Samstag, 19. April 2014

Der Osterhase, dieser Spießbürger


Ich erinnere mich dunkel, es gab mal ein Gerichtsurteil - wenn ich es recht erinnere, war es in Australien - das verbot den Erzieherinnen und Erziehern eines Kindergartens, die Kinder darüber aufzuklären, dass es den Weihnachtsmann nicht gebe. Also, vielleicht bewege ich mich jetzt in einer rechtlichen Grauzone: aber der ist fiktiv. Die Geschenke, wenn es sie denn gibt, kauft der nicht selbst ein, so viel Geld hat der nicht, so viel verdient der gar nicht. Und jetzt soll dieser Osterhase kommen, nicht ganz so populär geworden, lässt er auch immer nur lumpige Schokoladeneier springen – ebenfalls fiktiv. Nicht verboten, aber zumindest verpönt ist es, den Kindern zu sagen, dass der Hasenbraten oder das Lämmchen wirklich ein Hase oder ein Lämmchen ist. Von der Ostereierfabrik in den Topf? Diesen Bruch kann keine Geschichte kitten.

Nichts gegen Mythen. Wenn es donnert, spielen die Engel Fußball, besser kann man es einem Dreijährigen wahrscheinlich kaum erklären. Und genauer habe ich es selbst nie verstanden. Ach, und wer zu einem Atomkraftwerk sagt, das sei eine Wolkenfabrik – meinetwegen, sehr gerne.

Irritierend ist es, dass immer just zu den großen kapitalistischen Familienfesten die Kirchen auftreten, und diese für sich reklamieren wollen. Dabei ist nicht jeder mit einem langen weißen Bart der Gott. – Oder alles andersherum?

Diese Durchkapitalisierung der Feste ließe sich mit Kierkegaard ebenso als Verspießerung verstehen. Das ‚Ideale‘ fällt weg, eine höher tragende Idee; es bleibt das durch und durch Wahrscheinliche. Das ‚Ideal‘ mag ich kaum schreiben, merke ich, da ich es gerade schreibe. Das hat einen schlechten Ruf: der Idealist, der Träumer, der Spinner. Anpacker werden gebraucht und nicht Idealisten, die in alten Höhlen ihre Traumgespinste allzu ernst nehmen. Diese Differenz allerdings, zwischen dem Tatmenschen und dem Träumer gibt es an der Stelle bei Kierkegaard nicht. Wer sich mit dem Idealen einlässt, der kann das bei Kierkegaard nur angemessen mit Leidenschaft, zupackend.

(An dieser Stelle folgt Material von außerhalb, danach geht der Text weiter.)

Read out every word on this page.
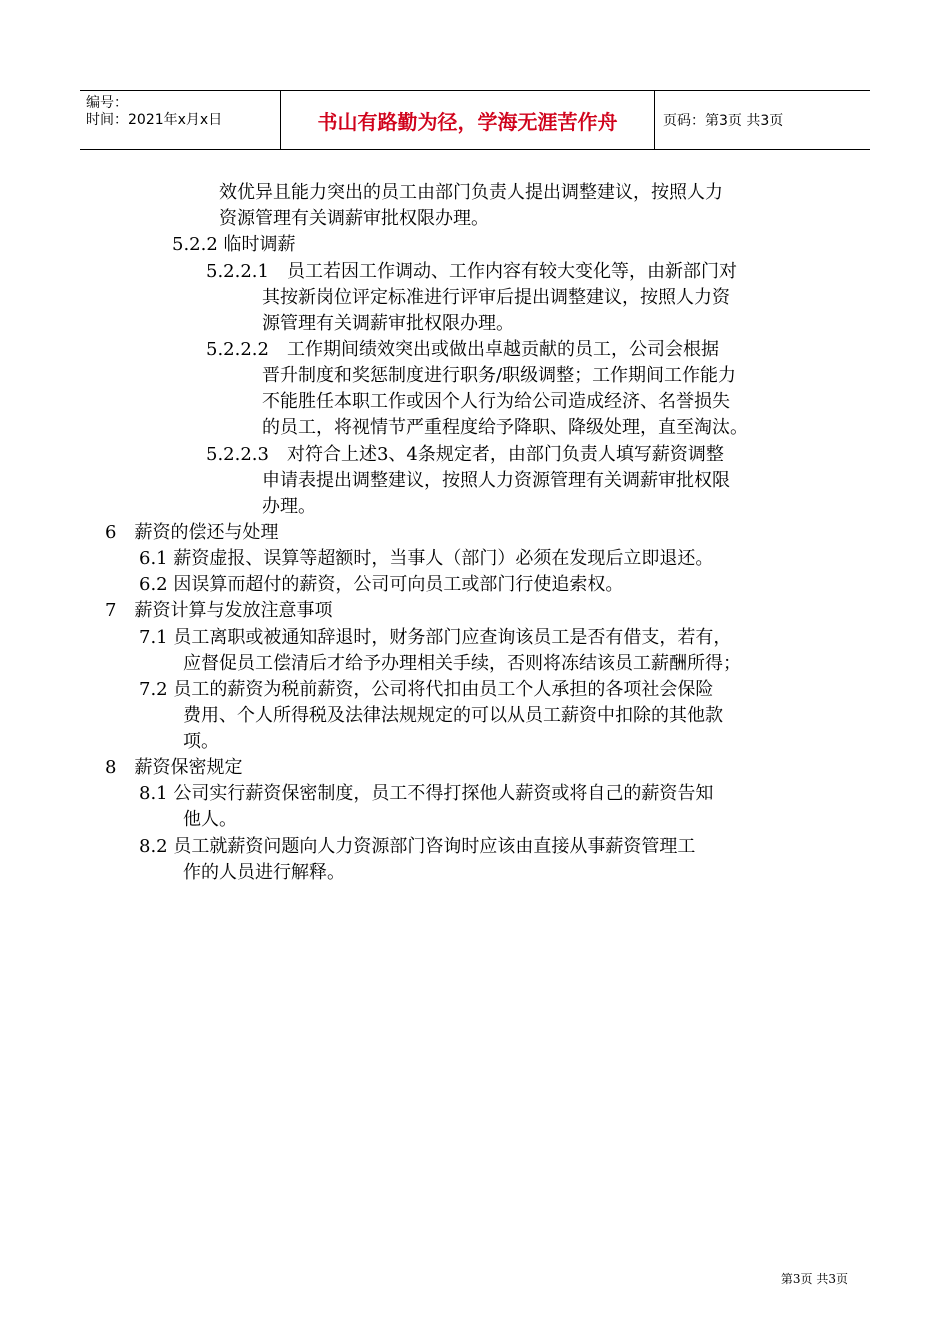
编号：
时间：2021年x月x日	书山有路勤为径，学海无涯苦作舟	页码：第3页 共3页
效优异且能力突出的员工由部门负责人提出调整建议，按照人力
资源管理有关调薪审批权限办理。
5.2.2 临时调薪
5.2.2.1　员工若因工作调动、工作内容有较大变化等，由新部门对
其按新岗位评定标准进行评审后提出调整建议，按照人力资
源管理有关调薪审批权限办理。
5.2.2.2　工作期间绩效突出或做出卓越贡献的员工，公司会根据
晋升制度和奖惩制度进行职务/职级调整；工作期间工作能力
不能胜任本职工作或因个人行为给公司造成经济、名誉损失
的员工，将视情节严重程度给予降职、降级处理，直至淘汰。
5.2.2.3　对符合上述3、4条规定者，由部门负责人填写薪资调整
申请表提出调整建议，按照人力资源管理有关调薪审批权限
办理。
6　薪资的偿还与处理
6.1 薪资虚报、误算等超额时，当事人（部门）必须在发现后立即退还。
6.2 因误算而超付的薪资，公司可向员工或部门行使追索权。
7　薪资计算与发放注意事项
7.1 员工离职或被通知辞退时，财务部门应查询该员工是否有借支，若有，
应督促员工偿清后才给予办理相关手续，否则将冻结该员工薪酬所得；
7.2 员工的薪资为税前薪资，公司将代扣由员工个人承担的各项社会保险
费用、个人所得税及法律法规规定的可以从员工薪资中扣除的其他款
项。
8　薪资保密规定
8.1 公司实行薪资保密制度，员工不得打探他人薪资或将自己的薪资告知
他人。
8.2 员工就薪资问题向人力资源部门咨询时应该由直接从事薪资管理工
作的人员进行解释。
第3页 共3页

Psychologen, so habe ich hier gelesen, erlauben es den Eltern jedenfalls, die Geschichten vom Osterhasen zu erzählen. Das rege die Phantasie an. Phantasie ist gut. Da freut sich der alte Kierkegaard mit. Der Glaube an den freundlichen Hasen verschwinde ganz von allein, wenn die Kinder älter werden. Ach so, ja, die Phantasie für die Kinder, die Vernunft für uns Große. Als sei der Sinn der Phantasie, dass sie irgendwann entzaubert werden kann. Der Osterhase ist der Johannes des Spießbürgers.

Das großartige Fries kann sogar die Phantasie von Erwachsenen anregen. Hasen haben einen Jäger erlegt. Was machen diese Hasen auf dem Kaiserdom von Königslutter? (Bild von AxelHH, auf Wikimedia.)
 
Das war nun nicht ganz schlüssig argumentiert von mir, zugegeben. Allerdings ist da so eine Logik versteckt, die mir nicht behagt: Zum einen, Phantasie werde angeregt, wenn man Unwahrheiten erzählt. Und daraus folgt, wer die „Wahrheit“ kennt, hat die Phantasie nicht mehr nötig. Das könnte letztlich stimmen. Jedoch: Der Sinn von guten Mythen ist es, das Unerklärliche zu handhaben. Die größten Rätsel, selbst für Kinder, laufen aber nicht auf die Frage hinaus, wie kommen die Geschenke zwischen die Tulpen.